Это Марина знала – и сама замечала, и Женя как-то сказал ей:
– У тебя такая кожа, Марина, – как кожура яблочная, с этим нежным восковым налетом, или как жемчужная раковина изнутри, – и осторожно провел пальцами по ее щеке…
Вспомнив это, Марина и сейчас едва сдержала волнение.
– Тени – очень легкие, – рассказывала госпожа Иветта, прикасаясь к Марининым векам тонкой кисточкой. – Никаких зеленых, синих – только нежно-золотистые тона. Чуть-чуть – айлайнером.
– Что это – айлайнер? – переспросила Марина.
– Подводка для глаз. И ресницы… Они у тебя светловаты, – пояснила она. – Но достаточно немного их оттенить, не нужны эти черные хлопья над глазами. Помада – светлая, кораллового тона: губы у тебя и так соблазнительные. Вот и все, Марина! – сказала она наконец. – Просто, быстро – а получился настоящий бриллиант. Для вечера, конечно, чуть-чуть надо будет тронуть скулы румянами – нежными такими, розово-бежевыми. А сейчас и этого достаточно, посмотри!
Марина давно уже с изумлением смотрела, как меняется ее лицо. Самое удивительное заключалось в том, что изменений и не было никаких. Она прекрасно помнила, как относились к косметике девчонки в медучилищной общаге. «Лицо нарисовать» – так это называлось. Но Иветта сделала что-то совершенно другое… Лицо не казалось нарисованным, но разве у нее, у прежней Марины, были такие изящные, причудливо изогнутые губы, такие длинные ресницы? И даже глаза ее – действительно неуловимо-загадочные, – разве они сияли прежде таким выразительным блеском?
– Нравится? – с удовольствием заметила госпожа Иветта, поняв ее удивление. – А ведь еще – духи, украшения! Но это уже сложнее, об этом потом…
– Так красиво – даже смывать жаль! – воскликнула Марина.
– Оставь, если жаль. Но на ночь макияж надо снимать. Если ты ложишься в постель с мужчиной, тогда перед тем, как уснуть. Ему же и не понравится, если ты проснешься с потеками под глазами.
– Я не собираюсь ложиться в постель с мужчиной, – смутилась Марина.

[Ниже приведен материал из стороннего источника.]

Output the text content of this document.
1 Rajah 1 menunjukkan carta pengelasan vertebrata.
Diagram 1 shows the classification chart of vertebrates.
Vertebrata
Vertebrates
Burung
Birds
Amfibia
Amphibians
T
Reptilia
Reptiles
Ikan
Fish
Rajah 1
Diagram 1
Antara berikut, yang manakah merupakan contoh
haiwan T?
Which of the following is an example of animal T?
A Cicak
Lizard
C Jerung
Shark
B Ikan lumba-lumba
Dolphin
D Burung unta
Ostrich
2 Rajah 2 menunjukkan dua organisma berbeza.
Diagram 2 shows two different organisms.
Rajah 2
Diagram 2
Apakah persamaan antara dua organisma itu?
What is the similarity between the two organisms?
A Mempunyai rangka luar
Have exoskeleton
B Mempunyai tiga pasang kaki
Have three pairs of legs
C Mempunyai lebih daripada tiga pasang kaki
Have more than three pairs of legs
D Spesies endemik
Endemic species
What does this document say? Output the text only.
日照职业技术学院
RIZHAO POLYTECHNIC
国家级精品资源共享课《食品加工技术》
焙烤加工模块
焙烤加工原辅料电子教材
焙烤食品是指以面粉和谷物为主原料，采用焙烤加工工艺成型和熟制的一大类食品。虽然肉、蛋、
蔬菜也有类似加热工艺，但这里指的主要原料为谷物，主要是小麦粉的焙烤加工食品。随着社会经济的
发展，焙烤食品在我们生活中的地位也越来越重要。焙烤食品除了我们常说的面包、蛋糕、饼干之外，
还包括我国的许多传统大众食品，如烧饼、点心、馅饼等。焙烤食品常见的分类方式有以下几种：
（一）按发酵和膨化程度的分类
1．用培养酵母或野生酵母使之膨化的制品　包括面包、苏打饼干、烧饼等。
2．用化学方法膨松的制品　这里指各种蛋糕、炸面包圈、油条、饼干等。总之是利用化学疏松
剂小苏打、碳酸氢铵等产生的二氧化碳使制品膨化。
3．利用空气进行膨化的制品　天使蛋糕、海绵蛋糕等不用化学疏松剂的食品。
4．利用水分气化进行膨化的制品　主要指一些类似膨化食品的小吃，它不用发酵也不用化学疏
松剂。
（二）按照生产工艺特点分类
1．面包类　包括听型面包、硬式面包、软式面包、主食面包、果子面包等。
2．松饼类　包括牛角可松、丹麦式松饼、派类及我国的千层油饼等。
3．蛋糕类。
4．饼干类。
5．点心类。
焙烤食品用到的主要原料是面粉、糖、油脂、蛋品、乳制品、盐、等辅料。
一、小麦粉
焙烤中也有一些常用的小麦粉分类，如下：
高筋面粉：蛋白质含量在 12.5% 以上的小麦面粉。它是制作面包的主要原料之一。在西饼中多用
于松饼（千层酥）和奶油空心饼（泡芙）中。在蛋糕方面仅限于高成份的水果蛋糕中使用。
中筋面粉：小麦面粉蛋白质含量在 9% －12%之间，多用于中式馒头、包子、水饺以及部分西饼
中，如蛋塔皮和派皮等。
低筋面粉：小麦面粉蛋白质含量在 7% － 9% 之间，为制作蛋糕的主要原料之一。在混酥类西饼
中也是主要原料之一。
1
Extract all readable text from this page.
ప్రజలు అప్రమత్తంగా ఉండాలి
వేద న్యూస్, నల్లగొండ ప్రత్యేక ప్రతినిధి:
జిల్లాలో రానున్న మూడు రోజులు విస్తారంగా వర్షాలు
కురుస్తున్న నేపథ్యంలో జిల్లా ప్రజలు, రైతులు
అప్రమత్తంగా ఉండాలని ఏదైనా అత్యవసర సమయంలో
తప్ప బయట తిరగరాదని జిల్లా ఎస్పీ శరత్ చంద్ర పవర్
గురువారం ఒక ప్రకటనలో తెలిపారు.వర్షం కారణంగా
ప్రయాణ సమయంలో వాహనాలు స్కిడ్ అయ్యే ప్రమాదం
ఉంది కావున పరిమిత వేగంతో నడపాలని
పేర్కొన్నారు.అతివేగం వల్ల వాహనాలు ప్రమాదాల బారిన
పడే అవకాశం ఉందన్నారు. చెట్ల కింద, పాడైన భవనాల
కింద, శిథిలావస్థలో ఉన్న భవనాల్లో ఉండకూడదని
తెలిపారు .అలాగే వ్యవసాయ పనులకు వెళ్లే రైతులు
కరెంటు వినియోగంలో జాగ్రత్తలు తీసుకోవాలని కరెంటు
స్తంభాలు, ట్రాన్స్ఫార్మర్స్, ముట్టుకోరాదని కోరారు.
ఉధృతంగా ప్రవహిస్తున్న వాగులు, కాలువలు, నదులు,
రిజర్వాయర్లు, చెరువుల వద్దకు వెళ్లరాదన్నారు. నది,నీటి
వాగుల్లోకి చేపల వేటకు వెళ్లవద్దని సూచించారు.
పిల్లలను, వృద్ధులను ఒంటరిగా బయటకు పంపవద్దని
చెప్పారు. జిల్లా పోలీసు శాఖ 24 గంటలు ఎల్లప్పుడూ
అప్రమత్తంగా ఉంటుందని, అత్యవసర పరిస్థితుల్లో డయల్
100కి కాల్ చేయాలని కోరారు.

– Никогда? – усмехнулась госпожа Иветта. – Не волнуйся, дорогая, ты скоро забудешь свои любовные страдания. Поверь мне, твое разочарование в каком-то мальчишке не стоит того, чтобы помнить об этом больше недели. И уж тем более того, чтобы из-за этого шарахаться от мужчин. Надо только не позволять им собою распоряжаться, вот и все. И это очень просто.
Марину слегка удивило, что госпожа Иветта показывала ей эти изящные ухищрения так, как показывала бы, наверное, любой несведущей женщине. А как же тогда то особенное, необычное, присущее женщинам магическим? Чуть поколебавшись, она решилась спросить об этом.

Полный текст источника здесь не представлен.